Soe Min Thu

Personal information
- Nationality: Myanmar
- Born: 25 September 1988 (age 37)
- Height: 1.70 m (5 ft 7 in)
- Weight: 55 kg (121 lb)

Sport
- Sport: Athletics
- Event: Long-distance running

Achievements and titles
- Personal bests: 5000 m: 15:16.23 (2007) 10,000 m: 31:33.26 (2007)

Medal record
Men's athletics
Representing Myanmar
Southeast Asian Games
| Bronze medal – third place | 2007 Bangkok | 10,000 m |

= Soe Min Thu =

Burmese long-distance runner

Soe Min Thu (born September 25, 1988) is a Burmese long-distance runner. He won a bronze medal for the men's 10,000 metres at the 2007 Southeast Asian Games in Bangkok, Thailand, setting his personal best time of 31:33.26.

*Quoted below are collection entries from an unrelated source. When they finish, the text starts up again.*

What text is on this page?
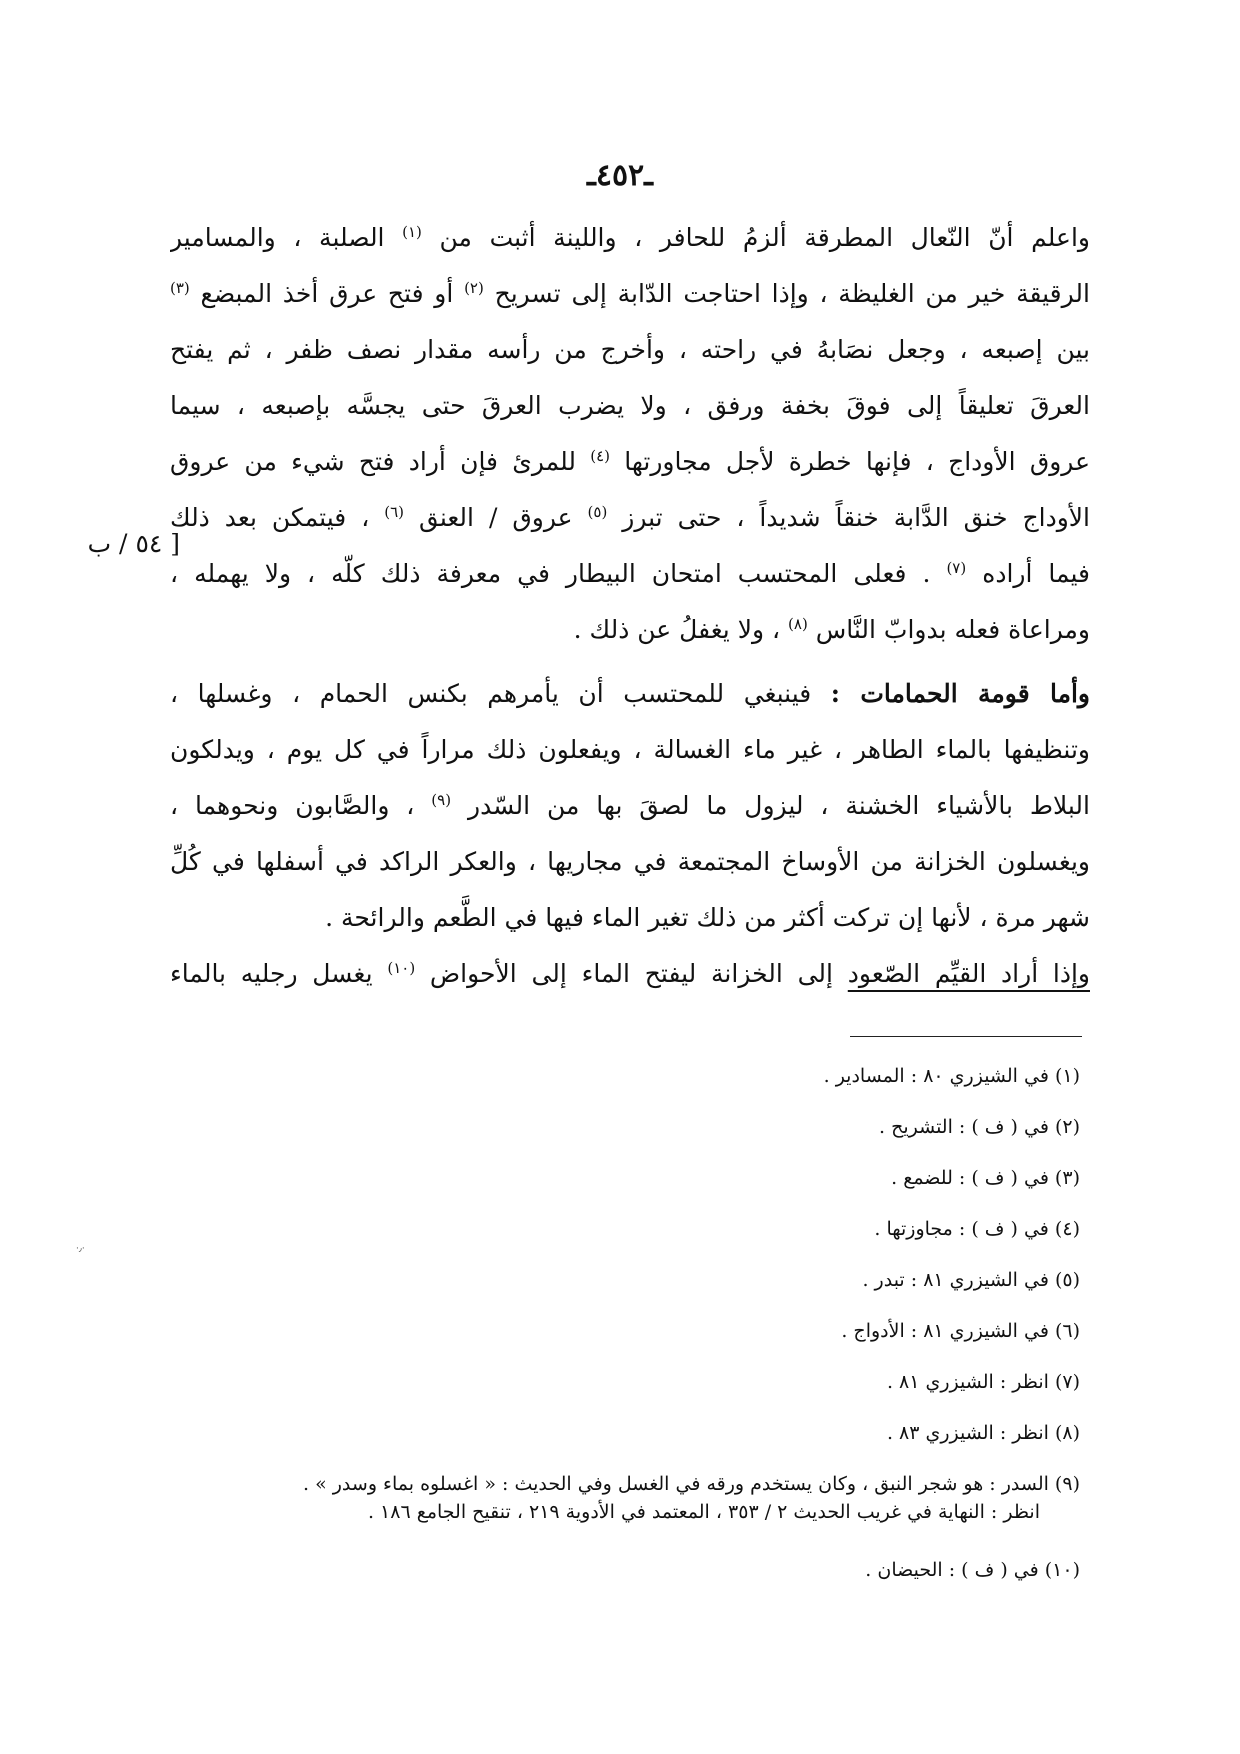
ـ٤٥٢ـ
واعلم أنّ النّعال المطرقة ألزمُ للحافر ، واللينة أثبت من $^{(١)}$ الصلبة ، والمسامير
الرقيقة خير من الغليظة ، وإذا احتاجت الدّابة إلى تسريح $^{(٢)}$ أو فتح عرق أخذ المبضع $^{(٣)}$
بين إصبعه ، وجعل نصَابهُ في راحته ، وأخرج من رأسه مقدار نصف ظفر ، ثم يفتح
العرقَ تعليقاً إلى فوقَ بخفة ورفق ، ولا يضرب العرقَ حتى يجسَّه بإصبعه ، سيما
عروق الأوداج ، فإنها خطرة لأجل مجاورتها $^{(٤)}$ للمرئ فإن أراد فتح شيء من عروق
الأوداج خنق الدَّابة خنقاً شديداً ، حتى تبرز $^{(٥)}$ عروق / العنق $^{(٦)}$ ، فيتمكن بعد ذلك
فيما أراده $^{(٧)}$ . فعلى المحتسب امتحان البيطار في معرفة ذلك كلّه ، ولا يهمله ،
ومراعاة فعله بدوابّ النَّاس $^{(٨)}$ ، ولا يغفلُ عن ذلك .
وأما قومة الحمامات : فينبغي للمحتسب أن يأمرهم بكنس الحمام ، وغسلها ،
وتنظيفها بالماء الطاهر ، غير ماء الغسالة ، ويفعلون ذلك مراراً في كل يوم ، ويدلكون
البلاط بالأشياء الخشنة ، ليزول ما لصقَ بها من السّدر $^{(٩)}$ ، والصَّابون ونحوهما ،
ويغسلون الخزانة من الأوساخ المجتمعة في مجاريها ، والعكر الراكد في أسفلها في كُلِّ
شهر مرة ، لأنها إن تركت أكثر من ذلك تغير الماء فيها في الطَّعم والرائحة .
وإذا أراد القيِّم الصّعود إلى الخزانة ليفتح الماء إلى الأحواض $^{(١٠)}$ يغسل رجليه بالماء
[ ٥٤ / ب
(١) في الشيزري ٨٠ : المسادير .
(٢) في ( ف ) : التشريح .
(٣) في ( ف ) : للضمع .
(٤) في ( ف ) : مجاوزتها .
(٥) في الشيزري ٨١ : تبدر .
(٦) في الشيزري ٨١ : الأدواج .
(٧) انظر : الشيزري ٨١ .
(٨) انظر : الشيزري ٨٣ .
(٩) السدر : هو شجر النبق ، وكان يستخدم ورقه في الغسل وفي الحديث : « اغسلوه بماء وسدر » .
انظر : النهاية في غريب الحديث ٢ / ٣٥٣ ، المعتمد في الأدوية ٢١٩ ، تنقيح الجامع ١٨٦ .
(١٠) في ( ف ) : الحيضان .
·٫·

Soe Min Thu represented Myanmar at the 2008 Summer Olympics in Beijing, where he competed for the men's 5,000 metres. He ran in the first heat against thirteen other athletes, including Kenya's Eliud Kipchoge, who later won the silver medal in the final. He finished the race in last place by one minute and thirty seconds behind Japan's Takayuki Matsumiya, with a time of 15:50.56. However, Soe Min Thu failed to advance into the final, as he placed thirty-ninth overall, and was ranked farther below four mandatory slots for the next round.